Mr. Sessions told the House Judiciary Committee, “I have no reason to doubt these women” who have accused Roy S. Moore of seeking sex or romance with them when they were teenagers.

Mr. Moore is seeking to fill the Alabama Senate seat that Mr. Sessions gave up when he was confirmed as attorney general. And Mr. Sessions remains a popular figure in Alabama. The attorney general’s views matter in his home state.

What’s more, Republican leaders in Washington are discussing whether Mr. Sessions should launch a write-in campaign to reclaim his seat. If that does not happen and Mr. Moore prevails in the Dec. 12 special election, there is talk of expelling the jurist from the Senate and prevailing on Alabama’s governor, Kay Ivey, to appoint Mr. Sessions back to the Senate.

Image
Representative Sheila Jackson Lee, Democrat of Texas, questioned Mr. Sessions about the allegations against Roy S. Moore, the Republican nominee in a special election being held in December to fill the seat that Mr. Sessions vacated to become attorney general.Credit...Al Drago for The New York Times

Mr. Sessions’ appearance before the House Judiciary Committee on Tuesday was really a twofer. There was the hearing on the Trump campaign’s contacts with Russia, guided by the committee’s Democrats who single-mindedly bored in on the topic.

Then there was the hearing-on-any-topic-other-than-Russia orchestrated by the committee’s Republicans, which scurried over federal eavesdropping law, rising crime, immigration and Hillary Clinton.

Representative Darrell Issa, Republican of California, summed up the Republican sentiment.
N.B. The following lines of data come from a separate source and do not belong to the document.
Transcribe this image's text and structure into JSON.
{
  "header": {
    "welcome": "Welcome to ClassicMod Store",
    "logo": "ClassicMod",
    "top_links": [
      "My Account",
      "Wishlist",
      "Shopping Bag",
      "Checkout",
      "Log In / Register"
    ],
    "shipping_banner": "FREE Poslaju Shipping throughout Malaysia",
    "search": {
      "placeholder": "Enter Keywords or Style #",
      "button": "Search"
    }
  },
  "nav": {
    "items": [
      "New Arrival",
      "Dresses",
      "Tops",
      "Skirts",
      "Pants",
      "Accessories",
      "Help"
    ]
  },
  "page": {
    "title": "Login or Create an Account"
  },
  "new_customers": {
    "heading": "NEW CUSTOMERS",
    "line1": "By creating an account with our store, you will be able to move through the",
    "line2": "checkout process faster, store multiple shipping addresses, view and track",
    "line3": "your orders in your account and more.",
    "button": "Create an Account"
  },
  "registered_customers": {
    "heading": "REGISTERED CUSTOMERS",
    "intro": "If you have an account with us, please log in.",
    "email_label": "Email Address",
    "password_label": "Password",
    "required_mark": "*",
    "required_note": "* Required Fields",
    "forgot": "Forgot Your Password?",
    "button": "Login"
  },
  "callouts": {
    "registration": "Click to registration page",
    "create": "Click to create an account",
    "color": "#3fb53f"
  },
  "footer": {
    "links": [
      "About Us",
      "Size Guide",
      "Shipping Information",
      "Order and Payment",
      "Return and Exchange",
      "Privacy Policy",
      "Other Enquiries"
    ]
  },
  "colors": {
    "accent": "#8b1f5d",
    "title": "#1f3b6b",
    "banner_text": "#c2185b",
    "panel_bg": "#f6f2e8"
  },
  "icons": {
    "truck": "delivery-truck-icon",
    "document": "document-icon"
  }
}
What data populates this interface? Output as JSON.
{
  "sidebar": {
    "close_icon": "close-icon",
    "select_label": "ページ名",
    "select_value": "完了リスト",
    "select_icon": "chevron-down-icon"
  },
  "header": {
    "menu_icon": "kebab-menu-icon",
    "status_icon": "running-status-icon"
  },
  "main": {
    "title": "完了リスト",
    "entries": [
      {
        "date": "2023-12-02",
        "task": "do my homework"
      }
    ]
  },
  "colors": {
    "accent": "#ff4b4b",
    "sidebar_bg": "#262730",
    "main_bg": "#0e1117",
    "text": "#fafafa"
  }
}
“I don’t speak Russian and I haven’t met with Russians and I don’t really want to talk about that today,” he said, before diving into questions about sober living homes.

The Democrats were not exclusively concerned with Russia. During his time with the attorney general, Representative Steve Cohen, Democrat of Tennessee, paused the grilling to ask Mr. Sessions about a subject long associated with him: pot. Comedy ensued.
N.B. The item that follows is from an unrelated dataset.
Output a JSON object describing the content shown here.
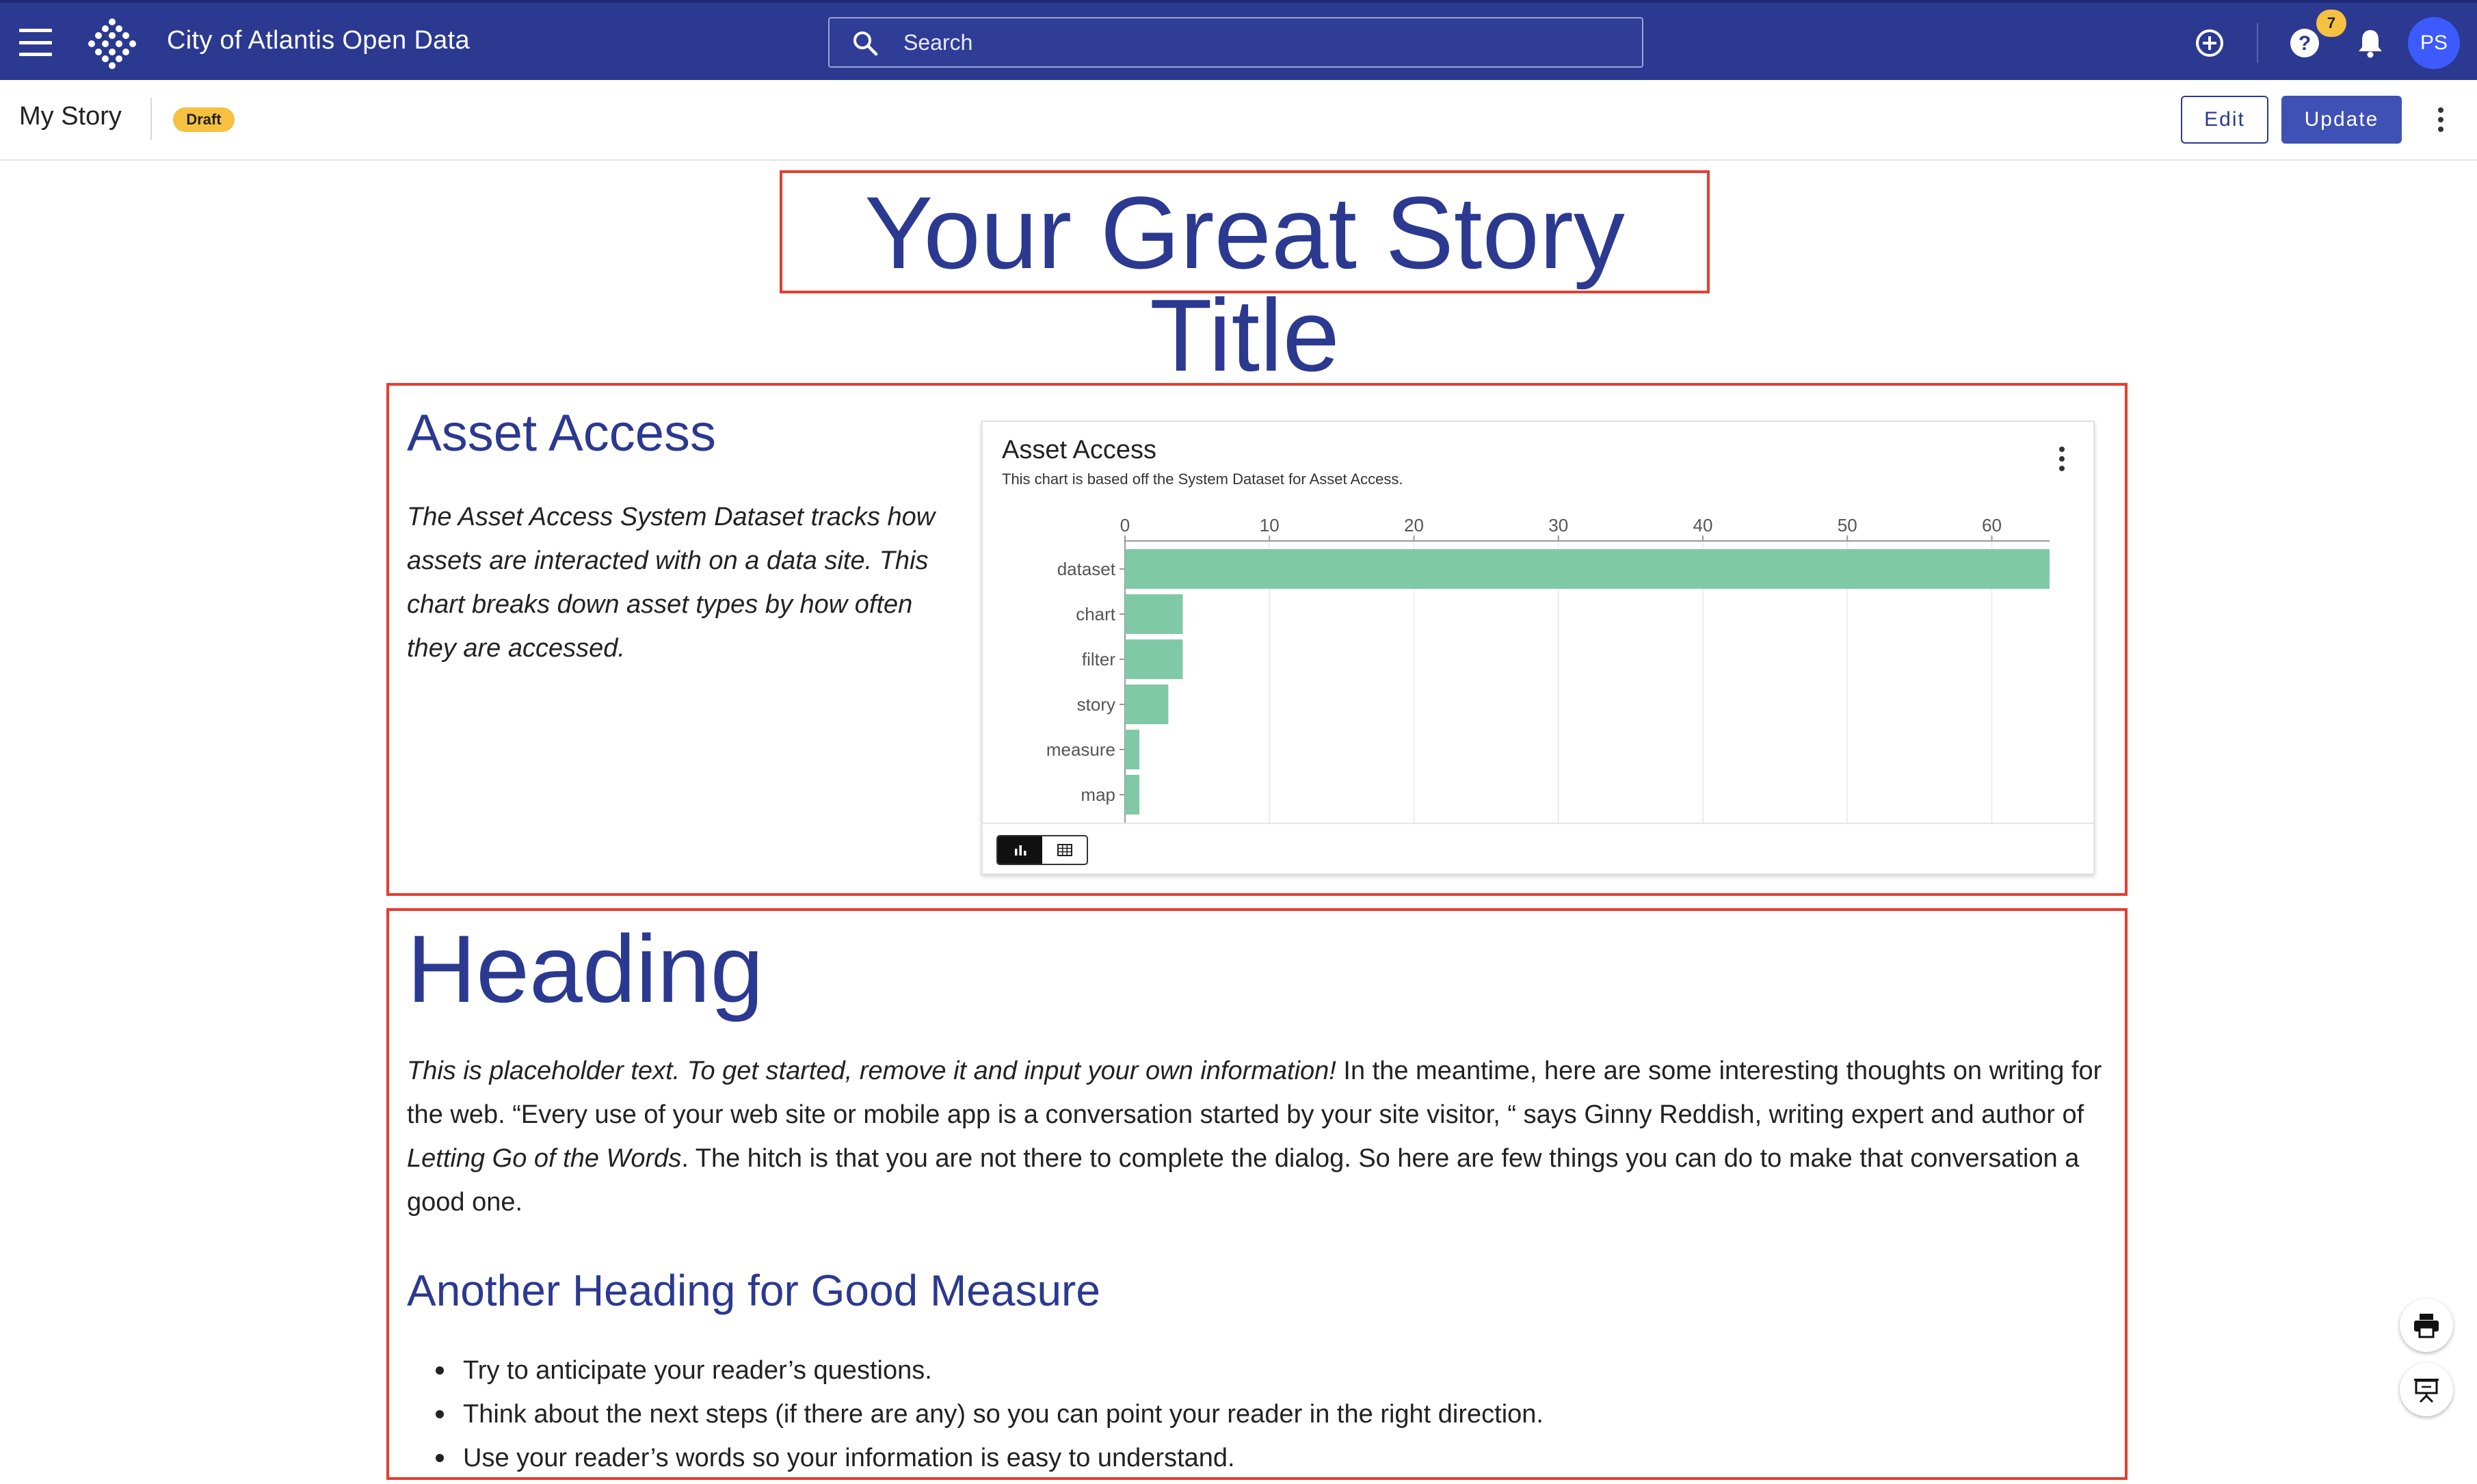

“You said one time that good people don’t smoke marijuana,” Mr. Cohen said. “Which of these people would you say are not good people?”

Mr. Sessions began to explain in earnest, but Mr. Cohen cut him off.

“Quickly. John Kasich, a good person? George Pataki, Rick Santorum, Newt Gingrich, Jeb Bush, Arnold Schwarzenegger, Judge Clarence Thomas — which are not good people?” he demanded, citing prominent Republicans who, ostensibly, have admitted smoking dope.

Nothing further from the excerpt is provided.